The above-mentioned drivers of change, or threats, generally also known from the Maltese Islands, contribute to the decline in population size of species, as well as to the degradation of natural habitats. Small fragmented populations face the danger of extinction from specific areas. Certain species are indeed more prone to extinction. These include:

  • long-lived species,
    • such as top predators (characterised by having low reproductive rates and late attainment of sexual maturity, 
    • e.g. the Great White Shark (Scientific: Carcharodon carcharias; Maltese: Kelb il-Baħar);
  • species with poor colonisation and dispersal ability, since they are less able of fleeing areas subjected to habitat degradation, fragmentation and loss;
  • species that are specialists,
    • such as those having particular breeding and feeding habits, for instance breeders affected by coastal development,
    • e.g. the Loggerhead Turtle (Scientific: Caretta caretta; Maltese: Fekruna Komuni);
  • endemics having restricted distributions, high habitat specificity and commonly low population abundance,
    • e.g. the Freshwater Crab (Scientific: Potamon fluviatile lanfrancoi; Maltese: Qabru);
  • isolated small populations comprised of low numbers of individuals, which have a greater chance of being extirpated as a result of a human activity or environmental event,
    • e.g. the Door Snail (Scientific: Lampedusa melitensis; Maltese: Dussies).

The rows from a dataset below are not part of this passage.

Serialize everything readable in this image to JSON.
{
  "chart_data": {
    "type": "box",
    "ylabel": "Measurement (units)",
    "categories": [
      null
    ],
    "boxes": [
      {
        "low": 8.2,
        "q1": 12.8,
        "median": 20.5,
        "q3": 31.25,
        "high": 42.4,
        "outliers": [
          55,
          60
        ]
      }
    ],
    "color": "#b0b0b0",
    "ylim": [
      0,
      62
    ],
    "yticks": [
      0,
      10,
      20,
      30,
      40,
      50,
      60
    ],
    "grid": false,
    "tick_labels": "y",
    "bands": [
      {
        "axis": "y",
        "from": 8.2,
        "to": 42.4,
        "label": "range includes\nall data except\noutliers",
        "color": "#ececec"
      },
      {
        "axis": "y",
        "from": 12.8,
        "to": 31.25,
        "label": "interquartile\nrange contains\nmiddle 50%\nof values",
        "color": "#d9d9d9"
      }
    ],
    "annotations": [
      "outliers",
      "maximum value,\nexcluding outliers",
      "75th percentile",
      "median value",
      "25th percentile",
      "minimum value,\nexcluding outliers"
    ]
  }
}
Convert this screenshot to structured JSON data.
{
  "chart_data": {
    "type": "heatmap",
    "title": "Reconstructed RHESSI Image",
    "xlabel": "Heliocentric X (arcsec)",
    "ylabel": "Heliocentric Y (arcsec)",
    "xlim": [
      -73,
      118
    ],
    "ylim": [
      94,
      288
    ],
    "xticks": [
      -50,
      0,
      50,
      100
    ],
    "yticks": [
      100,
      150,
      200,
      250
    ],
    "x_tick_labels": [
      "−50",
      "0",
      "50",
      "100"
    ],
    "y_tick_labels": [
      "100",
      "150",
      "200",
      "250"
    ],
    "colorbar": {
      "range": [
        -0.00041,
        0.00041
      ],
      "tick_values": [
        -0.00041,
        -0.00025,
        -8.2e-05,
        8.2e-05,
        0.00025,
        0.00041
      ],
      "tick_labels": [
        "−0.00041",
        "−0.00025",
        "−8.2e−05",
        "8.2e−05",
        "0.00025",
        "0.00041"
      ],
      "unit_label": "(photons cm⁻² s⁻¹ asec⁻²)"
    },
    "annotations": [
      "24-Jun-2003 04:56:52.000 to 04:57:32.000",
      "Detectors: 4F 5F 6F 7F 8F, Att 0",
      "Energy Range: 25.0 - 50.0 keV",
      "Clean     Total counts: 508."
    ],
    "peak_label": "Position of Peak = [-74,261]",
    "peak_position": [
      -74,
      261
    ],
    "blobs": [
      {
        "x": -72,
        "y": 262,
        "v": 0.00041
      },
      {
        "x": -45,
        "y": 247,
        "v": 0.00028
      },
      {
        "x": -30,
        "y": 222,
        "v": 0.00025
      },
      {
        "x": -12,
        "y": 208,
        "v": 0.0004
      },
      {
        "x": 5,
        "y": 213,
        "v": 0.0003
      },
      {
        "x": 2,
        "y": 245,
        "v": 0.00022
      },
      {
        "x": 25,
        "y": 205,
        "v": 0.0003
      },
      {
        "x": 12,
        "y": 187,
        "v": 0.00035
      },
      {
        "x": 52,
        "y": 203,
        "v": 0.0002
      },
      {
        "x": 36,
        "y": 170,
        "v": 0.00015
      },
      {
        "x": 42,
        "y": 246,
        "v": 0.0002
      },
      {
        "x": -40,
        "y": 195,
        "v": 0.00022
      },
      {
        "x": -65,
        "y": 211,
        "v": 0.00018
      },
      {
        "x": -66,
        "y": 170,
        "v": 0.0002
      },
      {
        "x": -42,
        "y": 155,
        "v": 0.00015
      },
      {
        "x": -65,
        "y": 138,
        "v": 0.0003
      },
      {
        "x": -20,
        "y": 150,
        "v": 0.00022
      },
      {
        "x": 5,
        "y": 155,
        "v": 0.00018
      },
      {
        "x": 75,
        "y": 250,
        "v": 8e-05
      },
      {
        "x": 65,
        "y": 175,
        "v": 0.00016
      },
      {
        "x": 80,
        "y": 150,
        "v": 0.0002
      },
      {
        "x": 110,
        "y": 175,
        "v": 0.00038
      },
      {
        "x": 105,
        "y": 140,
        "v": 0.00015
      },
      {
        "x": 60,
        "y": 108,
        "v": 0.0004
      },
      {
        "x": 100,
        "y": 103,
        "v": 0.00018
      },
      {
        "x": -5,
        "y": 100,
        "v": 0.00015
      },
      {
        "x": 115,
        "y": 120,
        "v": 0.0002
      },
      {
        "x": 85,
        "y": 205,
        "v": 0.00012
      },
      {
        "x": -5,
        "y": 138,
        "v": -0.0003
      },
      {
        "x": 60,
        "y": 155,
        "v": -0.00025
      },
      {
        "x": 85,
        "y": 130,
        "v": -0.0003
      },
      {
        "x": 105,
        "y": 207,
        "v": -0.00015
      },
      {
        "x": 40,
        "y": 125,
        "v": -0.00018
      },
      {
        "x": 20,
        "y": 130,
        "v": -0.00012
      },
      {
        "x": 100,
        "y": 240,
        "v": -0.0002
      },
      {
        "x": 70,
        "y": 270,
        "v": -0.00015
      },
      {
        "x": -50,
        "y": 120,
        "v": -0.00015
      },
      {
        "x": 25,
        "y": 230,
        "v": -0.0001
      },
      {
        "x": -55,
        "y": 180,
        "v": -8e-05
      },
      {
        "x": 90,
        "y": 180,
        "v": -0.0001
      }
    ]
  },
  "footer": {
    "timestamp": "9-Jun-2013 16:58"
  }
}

Potamon_fluviatile_lanfrancoi Caretta_caretta_1

The loss or removal of a species not only signifies the loss of species diversity, but also the disruption of ecosystem structure and functioning, hence interfering with food webs. This will in turn have a negative impact on other species that rely directly or indirectly on the presence of the species that would have been lost or removed. Furthermore, the disruption of individual ecosystems will inevitably have an effect on other ecosystems.